عنوان مقاله [English]
A tailing dam or confining embankment is constructed to enable the deposited tailings to settle and retain processed water. Tailing dams are susceptible to different kinds of pressures such as water pressure and the load of the tailings themselves. Miduk tailing dam was originally constructed with a fine silty sand layer to retain water covered by coarse grains. It was constructed in stages according to the downstream method, filter and support fill.
Tailing dams and downstream areas must be monitored as they undergo internal erosion, during which, the fine grains in the core of a dam are flushed away by seeping water and, as a consequence, the hydraulic conductivity in the remaining material increases. High velocity flows through the dam embankment can cause progressive erosion and piping. Moreover, the saturation of embankment soils, abutments, differential settlements in foundations, local stress relaxation in the soil and locally increased hydraulic gradient generally reduce soil strengths. The seepage issue in a tailing dam is the cause of reservoir loss to groundwater . Furthermore, it causes environmental problems such as the diffusion of heavy metals, acid drainage and so forth. Reversed water from the tailing dam is particularly important in desert areas.

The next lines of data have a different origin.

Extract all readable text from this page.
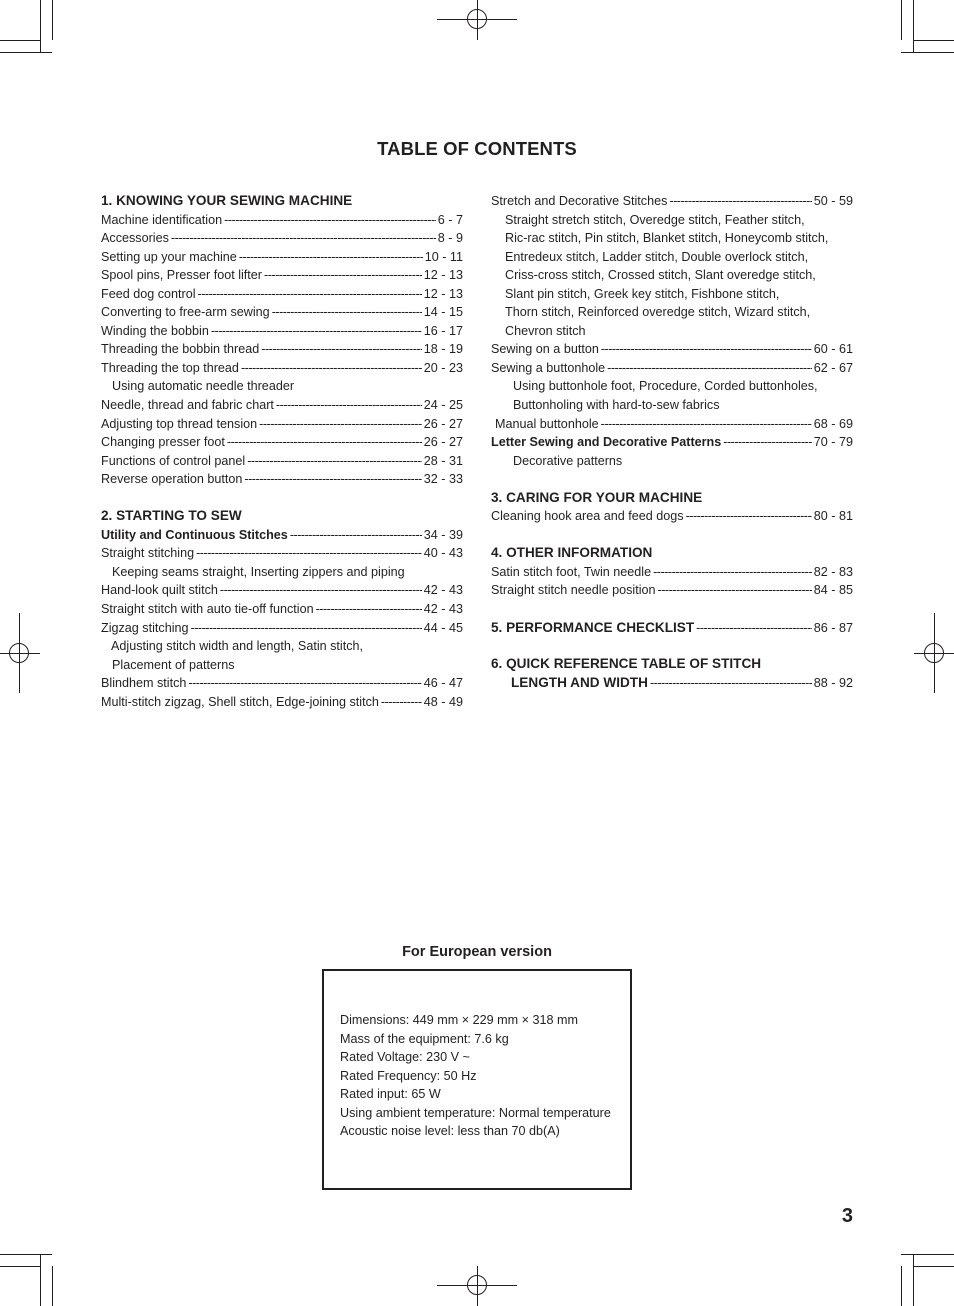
TABLE OF CONTENTS
1. KNOWING YOUR SEWING MACHINE
Machine identification -----	6 - 7
Accessories -----	8 - 9
Setting up your machine -----	10 - 11
Spool pins, Presser foot lifter -----	12 - 13
Feed dog control -----	12 - 13
Converting to free-arm sewing -----	14 - 15
Winding the bobbin -----	16 - 17
Threading the bobbin thread -----	18 - 19
Threading the top thread -----	20 - 23
Using automatic needle threader
Needle, thread and fabric chart -----	24 - 25
Adjusting top thread tension -----	26 - 27
Changing presser foot -----	26 - 27
Functions of control panel -----	28 - 31
Reverse operation button -----	32 - 33
2. STARTING TO SEW
Utility and Continuous Stitches -----	34 - 39
Straight stitching -----	40 - 43
Keeping seams straight, Inserting zippers and piping
Hand-look quilt stitch -----	42 - 43
Straight stitch with auto tie-off function -----	42 - 43
Zigzag stitching -----	44 - 45
Adjusting stitch width and length, Satin stitch,
Placement of patterns
Blindhem stitch -----	46 - 47
Multi-stitch zigzag, Shell stitch, Edge-joining stitch -----	48 - 49
Stretch and Decorative Stitches -----	50 - 59
Straight stretch stitch, Overedge stitch, Feather stitch,
Ric-rac stitch, Pin stitch, Blanket stitch, Honeycomb stitch,
Entredeux stitch, Ladder stitch, Double overlock stitch,
Criss-cross stitch, Crossed stitch, Slant overedge stitch,
Slant pin stitch, Greek key stitch, Fishbone stitch,
Thorn stitch, Reinforced overedge stitch, Wizard stitch,
Chevron stitch
Sewing on a button -----	60 - 61
Sewing a buttonhole -----	62 - 67
Using buttonhole foot, Procedure, Corded buttonholes,
Buttonholing with hard-to-sew fabrics
Manual buttonhole -----	68 - 69
Letter Sewing and Decorative Patterns -----	70 - 79
Decorative patterns
3. CARING FOR YOUR MACHINE
Cleaning hook area and feed dogs -----	80 - 81
4. OTHER INFORMATION
Satin stitch foot, Twin needle -----	82 - 83
Straight stitch needle position -----	84 - 85
5. PERFORMANCE CHECKLIST -----	86 - 87
6. QUICK REFERENCE TABLE OF STITCH
LENGTH AND WIDTH -----	88 - 92
For European version
Dimensions: 449 mm × 229 mm × 318 mm
Mass of the equipment: 7.6 kg
Rated Voltage: 230 V ~
Rated Frequency: 50 Hz
Rated input: 65 W
Using ambient temperature: Normal temperature
Acoustic noise level: less than 70 db(A)
3
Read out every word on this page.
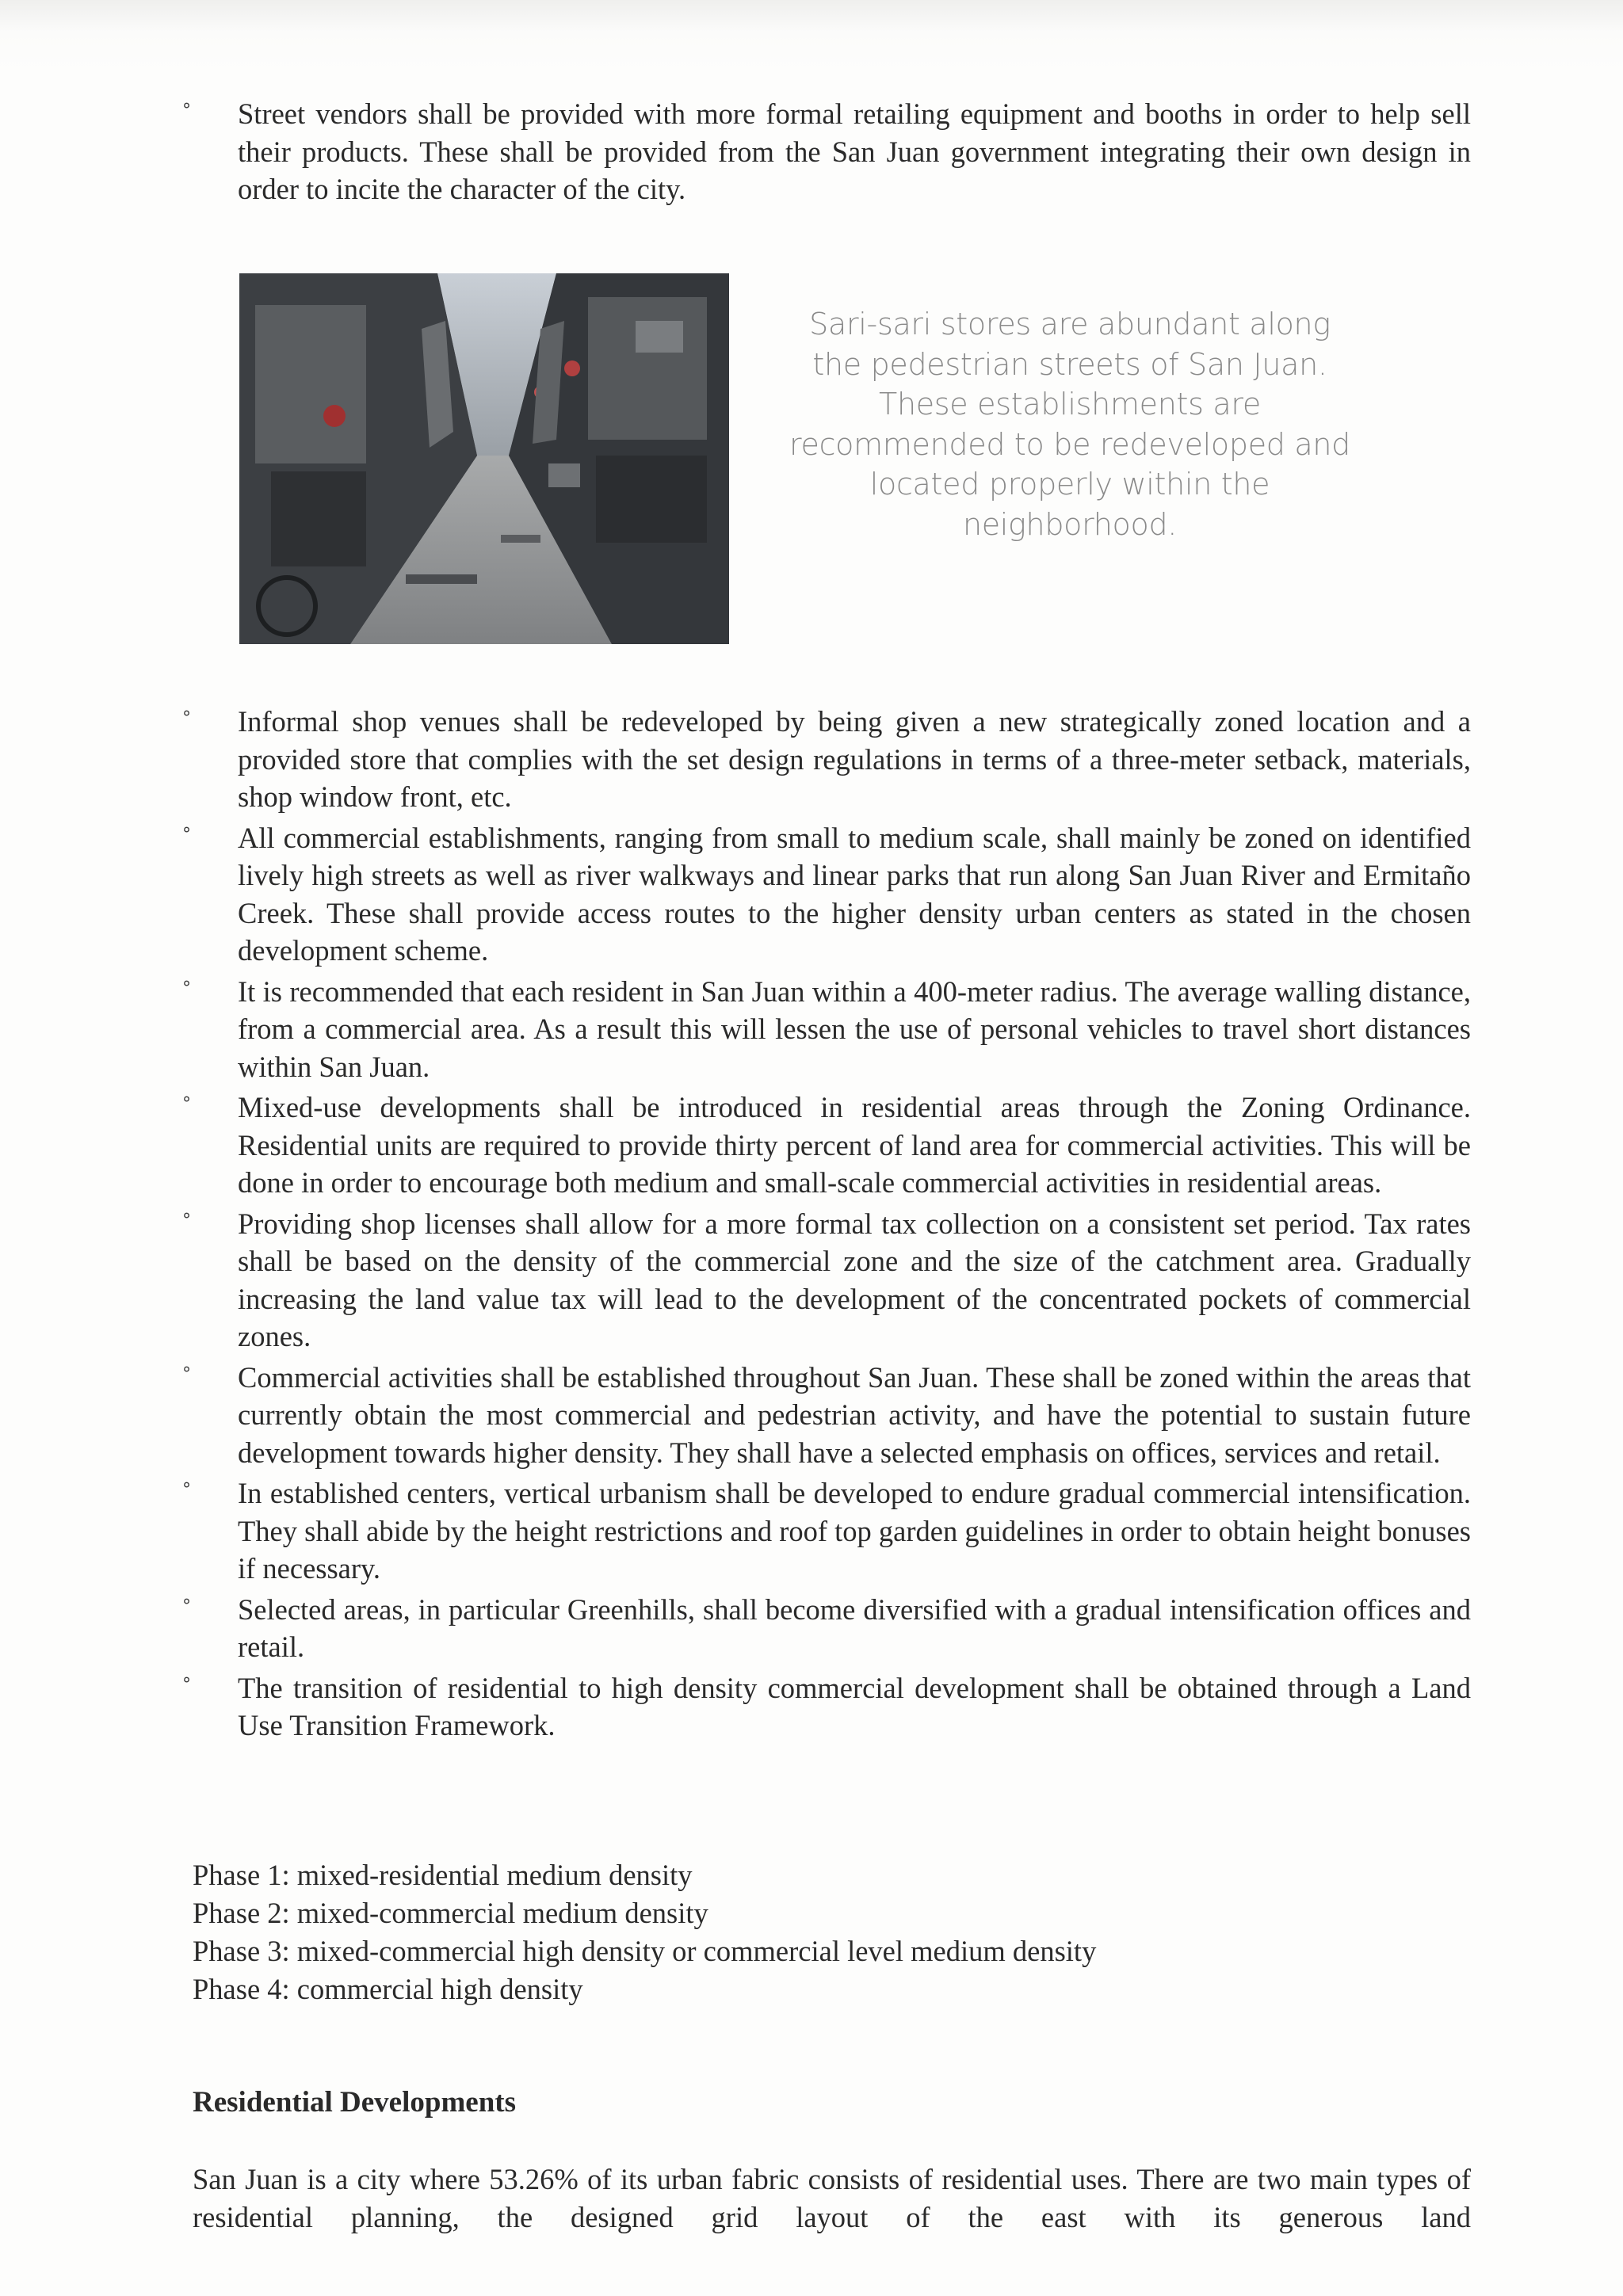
° Street vendors shall be provided with more formal retailing equipment and booths in order to help sell their products. These shall be provided from the San Juan government integrating their own design in order to incite the character of the city.
Sari-sari stores are abundant along the pedestrian streets of San Juan. These establishments are recommended to be redeveloped and located properly within the neighborhood.
° Informal shop venues shall be redeveloped by being given a new strategically zoned location and a provided store that complies with the set design regulations in terms of a three-meter setback, materials, shop window front, etc.
° All commercial establishments, ranging from small to medium scale, shall mainly be zoned on identified lively high streets as well as river walkways and linear parks that run along San Juan River and Ermitaño Creek. These shall provide access routes to the higher density urban centers as stated in the chosen development scheme.
° It is recommended that each resident in San Juan within a 400-meter radius. The average walling distance, from a commercial area. As a result this will lessen the use of personal vehicles to travel short distances within San Juan.
° Mixed-use developments shall be introduced in residential areas through the Zoning Ordinance. Residential units are required to provide thirty percent of land area for commercial activities. This will be done in order to encourage both medium and small-scale commercial activities in residential areas.
° Providing shop licenses shall allow for a more formal tax collection on a consistent set period. Tax rates shall be based on the density of the commercial zone and the size of the catchment area. Gradually increasing the land value tax will lead to the development of the concentrated pockets of commercial zones.
° Commercial activities shall be established throughout San Juan. These shall be zoned within the areas that currently obtain the most commercial and pedestrian activity, and have the potential to sustain future development towards higher density. They shall have a selected emphasis on offices, services and retail.
° In established centers, vertical urbanism shall be developed to endure gradual commercial intensification. They shall abide by the height restrictions and roof top garden guidelines in order to obtain height bonuses if necessary.
° Selected areas, in particular Greenhills, shall become diversified with a gradual intensification offices and retail.
° The transition of residential to high density commercial development shall be obtained through a Land Use Transition Framework.
Phase 1: mixed-residential medium density
Phase 2: mixed-commercial medium density
Phase 3: mixed-commercial high density or commercial level medium density
Phase 4: commercial high density
Residential Developments

San Juan is a city where 53.26% of its urban fabric consists of residential uses. There are two main types of residential planning, the designed grid layout of the east with its generous land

Resistivity and self-potential (SP) monitoring has been widely applied for solving environmental and engineering problems of embankment dams by studying the changes in the subsurface properties with time. SP changes are caused by water movements through (or under) the dam and resistivity changes reflect the changes in the electrical properties of the dam materials.
Self-potential (SP) is a method where naturally occurring electrical potentials are measured. There are a number of different electro-chemical processes that can create such potentials. The type that is of interest in dam investigations is the so-called streaming potential which is the voltage difference parallel to the direction of flow. The streaming potential is manifested by a shearing of the diffuse layer caused by the hydraulic gradient. The field equipment for SP measurements is simple and inexpensive. It requires a pair of non-polarized electrodes, a high impedance voltmeter and t cables to connect them. Electrode drifts were controlled during SP measurements. Electrode drift is primarily caused by variations in temperature or soil moisture or by contamination of the electrolyte by ions introduced from the soil. Changes in the telluric currents induce substantial changes in the potential distribution in the subsurface, an effect accounted for by making regular measurements of the SP difference between the reference point and the base point within the survey area.
The Resistivity method involves the measurement of the apparent resistivity of soil and rocks as a function of depth or position. The resistivity of the ground is measured by injecting a current with two electrodes and measuring the resulting potential difference with two other electrodes. The readings are usually converted into an apparent resistivity of the sub-surface. From these measurements, the true resistivity of the subsurface can be estimated. The investigated volume can be changed by moving the electrodes. The data are usually inverted to a vertical resistivity section, assuming a 2D geometry perpendicular to the profile. Most commonly, the local variability is minimized, resulting in smooth models compatible with the measured data, meaning that sharp resistivity borders such as the ground water surface is visualized as a smooth transition in such inverted sections.
The principle objective of the present study was to evaluate the electrical resistivity and the self-potential methods used to detect anomalous seepage through mine tailing dams. In this regard, field measurements of resistivity and self-potential were carried out on the downstream grounds of tailing dam so as to identify the SP-responses related to seepage. The hydro-stratigraphy was mapped with the resistivity data (4 profiles of ERT) and groundwater flow patterns were specified with self-potential data (208 SP measurement points). The groundwater flow pattern was controlled by the geological and tectonic history of bedrock and the preferential flow pathway existing beneath the dam.